Clean OpenMPI exit
Moved from SVN. Adrien Michel, Jan 16, 2019
When an exception is raised in only one MPI worker, the other workers are not killed. As a result, the app continue to run and reach a race condition (infinitely wait on the killed worker). This consume CPU hours, which is highly problematic on HPC facilities, where we pay and/or have only a limited amount of core hours.
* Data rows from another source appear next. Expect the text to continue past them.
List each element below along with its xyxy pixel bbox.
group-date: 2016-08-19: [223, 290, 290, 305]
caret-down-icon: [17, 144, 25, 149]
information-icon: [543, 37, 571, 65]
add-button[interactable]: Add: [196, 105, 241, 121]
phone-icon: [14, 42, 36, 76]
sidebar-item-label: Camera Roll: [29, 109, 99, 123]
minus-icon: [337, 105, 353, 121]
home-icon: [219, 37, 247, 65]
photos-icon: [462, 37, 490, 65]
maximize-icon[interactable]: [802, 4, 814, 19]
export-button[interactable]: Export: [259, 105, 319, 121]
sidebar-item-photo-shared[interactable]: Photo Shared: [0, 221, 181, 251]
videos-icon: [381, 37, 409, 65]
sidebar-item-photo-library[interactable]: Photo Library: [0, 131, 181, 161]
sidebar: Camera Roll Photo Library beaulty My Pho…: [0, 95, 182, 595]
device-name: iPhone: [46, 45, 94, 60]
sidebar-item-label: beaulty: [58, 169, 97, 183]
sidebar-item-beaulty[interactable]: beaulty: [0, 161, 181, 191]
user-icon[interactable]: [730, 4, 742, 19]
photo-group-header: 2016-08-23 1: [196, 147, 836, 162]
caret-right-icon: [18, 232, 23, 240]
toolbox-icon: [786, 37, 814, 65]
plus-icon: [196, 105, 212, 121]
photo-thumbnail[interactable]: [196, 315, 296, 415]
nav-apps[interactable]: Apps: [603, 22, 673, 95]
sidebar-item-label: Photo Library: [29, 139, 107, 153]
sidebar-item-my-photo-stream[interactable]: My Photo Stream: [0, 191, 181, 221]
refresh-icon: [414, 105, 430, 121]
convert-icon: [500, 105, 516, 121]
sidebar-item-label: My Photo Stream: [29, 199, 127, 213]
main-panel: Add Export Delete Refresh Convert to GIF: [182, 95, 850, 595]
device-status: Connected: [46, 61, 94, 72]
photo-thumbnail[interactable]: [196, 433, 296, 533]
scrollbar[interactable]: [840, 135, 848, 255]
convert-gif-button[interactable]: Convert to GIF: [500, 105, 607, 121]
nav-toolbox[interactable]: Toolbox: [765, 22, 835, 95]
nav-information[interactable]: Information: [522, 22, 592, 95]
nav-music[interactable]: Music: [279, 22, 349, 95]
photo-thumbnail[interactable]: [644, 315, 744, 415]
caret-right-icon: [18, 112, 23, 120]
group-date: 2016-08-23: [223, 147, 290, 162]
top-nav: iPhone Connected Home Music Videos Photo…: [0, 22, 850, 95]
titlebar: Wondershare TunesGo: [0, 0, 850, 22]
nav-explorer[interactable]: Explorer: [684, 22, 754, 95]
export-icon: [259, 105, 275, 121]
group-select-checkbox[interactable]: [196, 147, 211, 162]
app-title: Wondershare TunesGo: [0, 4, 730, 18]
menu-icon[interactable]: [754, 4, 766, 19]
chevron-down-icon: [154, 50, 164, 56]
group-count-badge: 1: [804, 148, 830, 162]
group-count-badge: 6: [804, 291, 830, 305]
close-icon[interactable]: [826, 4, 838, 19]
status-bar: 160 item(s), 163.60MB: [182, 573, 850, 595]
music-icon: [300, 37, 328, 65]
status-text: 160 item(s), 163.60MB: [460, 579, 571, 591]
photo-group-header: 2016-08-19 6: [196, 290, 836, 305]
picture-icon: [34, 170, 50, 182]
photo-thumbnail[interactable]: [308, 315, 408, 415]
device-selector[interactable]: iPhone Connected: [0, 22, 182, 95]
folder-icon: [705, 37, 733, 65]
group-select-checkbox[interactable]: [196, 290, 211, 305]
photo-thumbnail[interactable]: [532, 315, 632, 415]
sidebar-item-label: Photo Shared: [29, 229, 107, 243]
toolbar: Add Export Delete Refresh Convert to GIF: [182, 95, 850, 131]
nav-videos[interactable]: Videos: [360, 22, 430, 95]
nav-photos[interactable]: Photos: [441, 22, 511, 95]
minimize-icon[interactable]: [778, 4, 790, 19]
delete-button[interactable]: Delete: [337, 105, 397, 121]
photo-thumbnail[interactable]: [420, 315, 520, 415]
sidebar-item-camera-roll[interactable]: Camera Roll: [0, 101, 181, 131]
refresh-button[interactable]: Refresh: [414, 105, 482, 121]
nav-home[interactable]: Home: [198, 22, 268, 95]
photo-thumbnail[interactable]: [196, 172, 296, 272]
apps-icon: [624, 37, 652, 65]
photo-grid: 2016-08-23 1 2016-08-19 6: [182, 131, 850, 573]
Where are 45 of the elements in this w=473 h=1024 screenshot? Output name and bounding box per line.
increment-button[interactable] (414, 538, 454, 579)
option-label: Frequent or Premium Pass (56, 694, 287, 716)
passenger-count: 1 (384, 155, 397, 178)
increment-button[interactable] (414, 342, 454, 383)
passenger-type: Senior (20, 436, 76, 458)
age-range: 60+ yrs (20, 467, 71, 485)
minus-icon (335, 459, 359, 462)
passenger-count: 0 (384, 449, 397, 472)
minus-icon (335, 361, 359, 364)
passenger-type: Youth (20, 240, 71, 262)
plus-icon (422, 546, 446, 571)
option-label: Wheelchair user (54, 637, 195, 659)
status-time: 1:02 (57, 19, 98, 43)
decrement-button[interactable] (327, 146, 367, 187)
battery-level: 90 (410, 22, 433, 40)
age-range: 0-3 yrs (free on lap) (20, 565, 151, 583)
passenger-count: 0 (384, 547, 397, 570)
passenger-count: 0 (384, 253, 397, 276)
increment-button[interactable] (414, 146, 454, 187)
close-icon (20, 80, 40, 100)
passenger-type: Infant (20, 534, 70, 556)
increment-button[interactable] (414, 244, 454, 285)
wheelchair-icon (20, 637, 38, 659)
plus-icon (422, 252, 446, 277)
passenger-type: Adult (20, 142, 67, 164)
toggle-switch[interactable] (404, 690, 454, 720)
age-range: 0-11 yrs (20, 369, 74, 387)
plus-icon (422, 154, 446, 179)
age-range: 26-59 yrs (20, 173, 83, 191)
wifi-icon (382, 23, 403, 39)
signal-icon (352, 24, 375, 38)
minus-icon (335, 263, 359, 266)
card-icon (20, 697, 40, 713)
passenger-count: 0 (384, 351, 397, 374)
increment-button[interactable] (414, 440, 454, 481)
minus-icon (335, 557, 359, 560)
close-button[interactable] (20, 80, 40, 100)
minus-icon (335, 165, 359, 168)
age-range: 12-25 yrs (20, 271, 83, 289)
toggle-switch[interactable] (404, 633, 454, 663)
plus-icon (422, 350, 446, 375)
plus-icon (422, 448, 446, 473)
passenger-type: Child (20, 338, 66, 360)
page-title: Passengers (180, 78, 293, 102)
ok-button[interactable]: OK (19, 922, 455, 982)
It would be important to find a way to cleanly kill everything (which means catching all exceptions from snowpack or meteoio, to be not too slow, we should have really large catch blocks).
Comment 1 by Adrien Michel, Nov 26, 2020
Actually this is cased by AlpineMain, which catches all exceptions and then uses "exit(1)". But exit() is apparently not seen by the other MPI workers so if only the master dies (e.g. due to input reading error), the other workers continue to wait. The solution is to change all the "exit(1)" to "throw" in AlpineMain. Then we exit with an uncaught exception (which is printed) and all the MPI workers are cleanly killed, which saves a lot of node hours on clusters... I'll commit the fix soon
Status: Started
Comment 2 by Adrien Michel, Jan 6, 2021
The commit is now on the git version, will be moved soon to the SLF gitlab. However, with this implementation cleanDestroyAll() is not called on all the MPI instances. Some more work is required for a clean implementation.